Treat All Emotions As If They Were Your Own Children

How To Develop Self Compassion

"When happiness comes embrace it because suffering is everyday" - Ratu Pandji Pandita

"When happiness comes embrace it because suffering is everyday" - Ratu Pandji Pandita

 
By personifying your emotions, by putting a child's face to your jealousy for example, you will be able to give compassion to yourself ...
 

Sometimes we are ambushed by our emotions from the moment we wake up, and these feelings of irritability, confusion or listlessness dog us throughout the day. These seem to be the only times when we really pay attention to ourselves, when our emotions are painful and we try to avoid or control them.

As meditation practitioners, when our emotions go awry, it's sometimes difficult to simply let our feelings be, to feel the pain of our emotions and not be mentally affected by them. We search our brains for reasons for our distress because we think that there must be some explanation for these unpleasant feelings we are experiencing.

Sometimes there is. More often than not it's simply the way we feel at that precise moment in time. To search for answers with our intellect is pointless since the dance and interplay of our emotions is without logic - especially when they arise in our loving relationships.

If we are not mindful in our practice and relax to how we feel, we can fool ourselves into believing that there must be something terribly wrong in our lives. We assume it's normal to feel "happy" all the time, and that it's abnormal to feel angry, upset or lonely without good reason. Here lies the seed of our suffering, the root of our ignorance.

Our thinking minds are conditioned to grasp at what it perceives as pleasant and reject states of being it deems unpleasant. This judgement of what is good and bad, right and wrong is at the heart of our dissatisfaction. We go through this process of judgement with our emotions

The tantric path teaches practitioners to view our emotions as simply energy and to use them as part of our practice. 

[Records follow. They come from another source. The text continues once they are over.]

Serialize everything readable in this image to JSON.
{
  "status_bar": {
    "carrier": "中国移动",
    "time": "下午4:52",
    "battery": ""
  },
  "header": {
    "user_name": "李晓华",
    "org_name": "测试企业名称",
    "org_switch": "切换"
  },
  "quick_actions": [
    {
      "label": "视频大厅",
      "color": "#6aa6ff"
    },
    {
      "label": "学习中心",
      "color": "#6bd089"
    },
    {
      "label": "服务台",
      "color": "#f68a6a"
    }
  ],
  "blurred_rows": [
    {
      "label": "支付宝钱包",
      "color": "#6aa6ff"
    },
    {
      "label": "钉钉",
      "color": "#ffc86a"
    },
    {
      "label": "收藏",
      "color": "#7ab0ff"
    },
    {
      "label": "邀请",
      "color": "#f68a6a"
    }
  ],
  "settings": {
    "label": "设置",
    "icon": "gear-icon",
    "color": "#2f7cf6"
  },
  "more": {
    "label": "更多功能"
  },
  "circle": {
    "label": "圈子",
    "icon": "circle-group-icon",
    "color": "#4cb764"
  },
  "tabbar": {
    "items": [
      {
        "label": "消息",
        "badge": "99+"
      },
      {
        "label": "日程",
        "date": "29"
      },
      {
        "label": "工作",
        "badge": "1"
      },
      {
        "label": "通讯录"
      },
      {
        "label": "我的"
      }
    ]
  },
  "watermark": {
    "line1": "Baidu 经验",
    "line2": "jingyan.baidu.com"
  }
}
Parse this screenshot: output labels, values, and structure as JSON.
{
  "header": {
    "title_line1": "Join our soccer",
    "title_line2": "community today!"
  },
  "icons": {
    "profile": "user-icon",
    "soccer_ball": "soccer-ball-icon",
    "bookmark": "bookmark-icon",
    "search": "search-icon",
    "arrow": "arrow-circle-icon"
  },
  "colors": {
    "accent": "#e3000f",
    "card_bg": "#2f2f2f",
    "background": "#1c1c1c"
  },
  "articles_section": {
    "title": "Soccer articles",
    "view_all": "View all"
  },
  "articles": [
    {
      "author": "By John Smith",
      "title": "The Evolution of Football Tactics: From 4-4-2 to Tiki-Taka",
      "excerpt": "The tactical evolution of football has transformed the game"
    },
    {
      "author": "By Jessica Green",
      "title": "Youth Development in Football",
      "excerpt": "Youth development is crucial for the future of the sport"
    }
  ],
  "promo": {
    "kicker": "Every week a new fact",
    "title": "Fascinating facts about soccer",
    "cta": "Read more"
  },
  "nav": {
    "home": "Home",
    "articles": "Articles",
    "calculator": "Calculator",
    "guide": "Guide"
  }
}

Have you ever noticed that anger and passion feel exactly the same in your body? In fact physiologically both these emotions affect the body in the same way - our pupils dilate, our hearts start pounding, our muscles fill with blood and ready for action. 

Similarly sadness and sensitivity to beauty are two sides of the coin. The first time I held my niece in my arms and looked at her, my heart felt like breaking at the beauty of her sweet face. It felt exactly like sadness - but I was happy!

All our emotions are exactly the same in that they have a positive and negative aspect depending on our view.

Suffering arises when we judge our emotions. We may even be doing ourselves a great disservice by never fully experiencing the positive aspects of these wonderful energies if we habitually suppress them. If we judge our anger, for example, the danger to ourselves is we may end up suppressing our passion because anger feels exactly the same in our body as passion. If we do it long enough, we begin to believe that we lack a passionate zest for life!

How do we stop judging our emotions? 

The first step is to understand that emotions are neither good nor bad, and it's our mind that judges them so. In New Age parlance, some call this our Inner Critic, who devotes its time trying to maintain an idealised view of who we are. Depending on our perception of ourselves it tends to accept some emotions and reject others to fit in with this view. 

One of the methods to stop judging your emotions and accepting all of them is to see them as your own children. By personifying your emotions by putting a child's face to your fear for example, you will be able to give love and compassion to yourself. 

In each one us is a sad child, an angry child, a lonely child and so on. If we truly begin to see our emotions as our own children we would never reject any of them but treat them all equally with loving kindness. After a while we begin to understand and learn to accept them, no longer trying to avoid nor judge them. We begin to develop a relationship with them  and in so doing, because we understand their pain, are able to develop compassion towards others experiencing the same emotions. It's a very powerful practice.